Tips
Quickness Training
Quickness training is taught on ice by skating sprint intervals. It's very important that when you train for quickness, that you avoid the player becoming tired or fatigued. If the player becomes tired he/she will not be able to move their legs at top speed. You must skate short sprints followed by long rest periods for recovery. My guideline is a 5:1 skate and rest period. Skate at maximum speed for 10 seconds; rest for 50 seconds. Off ice running sprint intervals is excellent in quickness training and does not effect skating technique at all.
Overcome Fatigue
With most hockey teams playoffs are fast approaching. One of the main skating focus areas this time of year is third period endurance and conditioning. Once fatigue sets in, proper skating technique goes out the window. Often skaters lose steam going into the third period. The third period is often where teams can win or lose the game. Skating technique, and upper body positing is very important. As most skaters become tired, then tend to bend over with their backs, rather than their knees. Remember skater's heads up at all times. Staying down low to the ice is essential for fast powerful strides. Speed in skating comes mainly from your legs, but using your arms correctly, can help increase your speed. Your arms are providing you with momentum and rhythm. It's very important the arms never cross the midline of the body. This will cause your heel to prematurely lift prior to your stride and also causes you to move latterly rather than forward. If your arms swings are short, choppy, or side to side, then strides become short and choppy. Long and full arm extensions work towards long strides. Keep your shoulders square to the ice as your skating, and remember to keep elbows close to your ribs. Heads up, skate hard and have fun!

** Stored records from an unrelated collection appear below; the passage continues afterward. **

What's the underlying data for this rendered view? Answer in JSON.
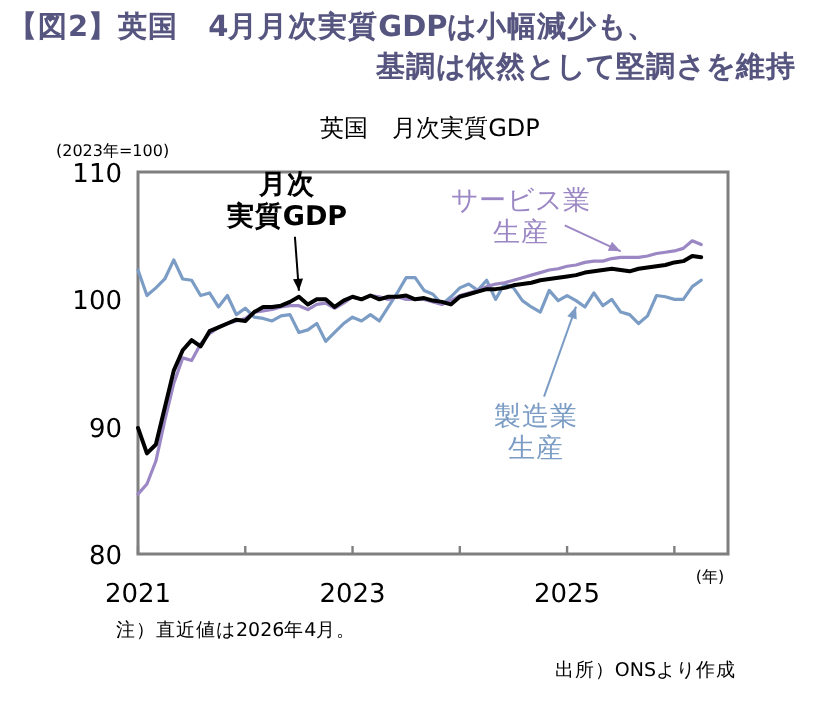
{
  "chart_data": {
    "type": "line",
    "title": "【図2】英国　4月月次実質GDPは小幅減少も、基調は依然として堅調さを維持",
    "subtitle": "英国　月次実質GDP",
    "ylabel": "(2023年=100)",
    "xlabel": "(年)",
    "annotations": [
      "注）直近値は2026年4月。",
      "出所）ONSより作成"
    ],
    "x": [
      "2021-01",
      "2021-02",
      "2021-03",
      "2021-04",
      "2021-05",
      "2021-06",
      "2021-07",
      "2021-08",
      "2021-09",
      "2021-10",
      "2021-11",
      "2021-12",
      "2022-01",
      "2022-02",
      "2022-03",
      "2022-04",
      "2022-05",
      "2022-06",
      "2022-07",
      "2022-08",
      "2022-09",
      "2022-10",
      "2022-11",
      "2022-12",
      "2023-01",
      "2023-02",
      "2023-03",
      "2023-04",
      "2023-05",
      "2023-06",
      "2023-07",
      "2023-08",
      "2023-09",
      "2023-10",
      "2023-11",
      "2023-12",
      "2024-01",
      "2024-02",
      "2024-03",
      "2024-04",
      "2024-05",
      "2024-06",
      "2024-07",
      "2024-08",
      "2024-09",
      "2024-10",
      "2024-11",
      "2024-12",
      "2025-01",
      "2025-02",
      "2025-03",
      "2025-04",
      "2025-05",
      "2025-06",
      "2025-07",
      "2025-08",
      "2025-09",
      "2025-10",
      "2025-11",
      "2025-12",
      "2026-01",
      "2026-02",
      "2026-03",
      "2026-04"
    ],
    "series": [
      {
        "name": "月次実質GDP",
        "color": "#000000",
        "values": [
          89.9,
          87.9,
          88.6,
          91.5,
          94.4,
          96.0,
          96.8,
          96.3,
          97.5,
          97.8,
          98.1,
          98.4,
          98.3,
          99.0,
          99.4,
          99.4,
          99.5,
          99.8,
          100.2,
          99.6,
          100.0,
          100.0,
          99.4,
          99.9,
          100.2,
          100.0,
          100.3,
          100.0,
          100.2,
          100.2,
          100.3,
          100.0,
          100.1,
          99.9,
          99.8,
          99.6,
          100.2,
          100.4,
          100.6,
          100.8,
          100.8,
          100.9,
          101.1,
          101.2,
          101.3,
          101.5,
          101.6,
          101.7,
          101.8,
          101.9,
          102.1,
          102.2,
          102.3,
          102.4,
          102.3,
          102.2,
          102.4,
          102.5,
          102.6,
          102.7,
          102.9,
          103.0,
          103.4,
          103.3
        ]
      },
      {
        "name": "サービス業生産",
        "color": "#9b87c4",
        "values": [
          84.7,
          85.5,
          87.3,
          90.5,
          93.4,
          95.4,
          95.2,
          96.5,
          97.3,
          97.8,
          98.1,
          98.3,
          98.5,
          99.0,
          99.1,
          99.2,
          99.4,
          99.5,
          99.5,
          99.2,
          99.6,
          99.7,
          99.3,
          99.7,
          100.2,
          100.0,
          100.3,
          100.2,
          100.0,
          100.2,
          100.0,
          100.0,
          100.0,
          99.8,
          99.6,
          99.9,
          100.3,
          100.5,
          100.7,
          101.0,
          101.2,
          101.3,
          101.5,
          101.7,
          101.9,
          102.1,
          102.3,
          102.4,
          102.6,
          102.7,
          102.9,
          103.0,
          103.0,
          103.2,
          103.3,
          103.3,
          103.3,
          103.4,
          103.6,
          103.7,
          103.8,
          104.0,
          104.6,
          104.3
        ]
      },
      {
        "name": "製造業生産",
        "color": "#7b9cc4",
        "values": [
          102.3,
          100.3,
          100.9,
          101.6,
          103.1,
          101.6,
          101.5,
          100.3,
          100.5,
          99.4,
          100.3,
          98.8,
          99.3,
          98.6,
          98.5,
          98.3,
          98.7,
          98.8,
          97.4,
          97.6,
          98.1,
          96.7,
          97.4,
          98.1,
          98.6,
          98.3,
          98.8,
          98.3,
          99.4,
          100.5,
          101.7,
          101.7,
          100.7,
          100.4,
          99.6,
          100.2,
          100.9,
          101.2,
          100.7,
          101.5,
          100.0,
          101.2,
          100.9,
          99.9,
          99.4,
          99.0,
          100.7,
          99.9,
          100.3,
          99.9,
          99.4,
          100.5,
          99.5,
          100.0,
          99.0,
          98.8,
          98.1,
          98.7,
          100.3,
          100.2,
          100.0,
          100.0,
          101.0,
          101.5
        ]
      }
    ],
    "xlim": [
      "2021-01",
      "2026-07"
    ],
    "xticks": [
      {
        "value": "2021-01",
        "label": "2021"
      },
      {
        "value": "2022-01",
        "label": null
      },
      {
        "value": "2023-01",
        "label": "2023"
      },
      {
        "value": "2024-01",
        "label": null
      },
      {
        "value": "2025-01",
        "label": "2025"
      },
      {
        "value": "2026-01",
        "label": null
      }
    ],
    "ylim": [
      80,
      110
    ],
    "yticks": [
      80,
      90,
      100,
      110
    ],
    "grid": false,
    "legend": false,
    "marker": "none",
    "line_style": "solid"
  }
}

#1 To avoid stopping during a tight turn you must stay down low throughout the turn maintaining the full edge of the blade on the ice. One of the main problems with skaters creating a slow down or stoppage during a tight turn, is that they stand up, before the turn is fully accomplished.
#2 Arms swing in rhythm with legs, and in line with your direction. When skating straight forward or backward don't let your arms or shoulders cross your midline, so that premature heel lifting does not happen prior to striding.
#3 With quick starts maintain a low body position and jump out rather than up. You are aiming for distance not height. Increasing your explosive power off-ice will accelerate your skating improvement with quick starts. Remember the skater who takes off the quickest has the best chance of reaching the puck first.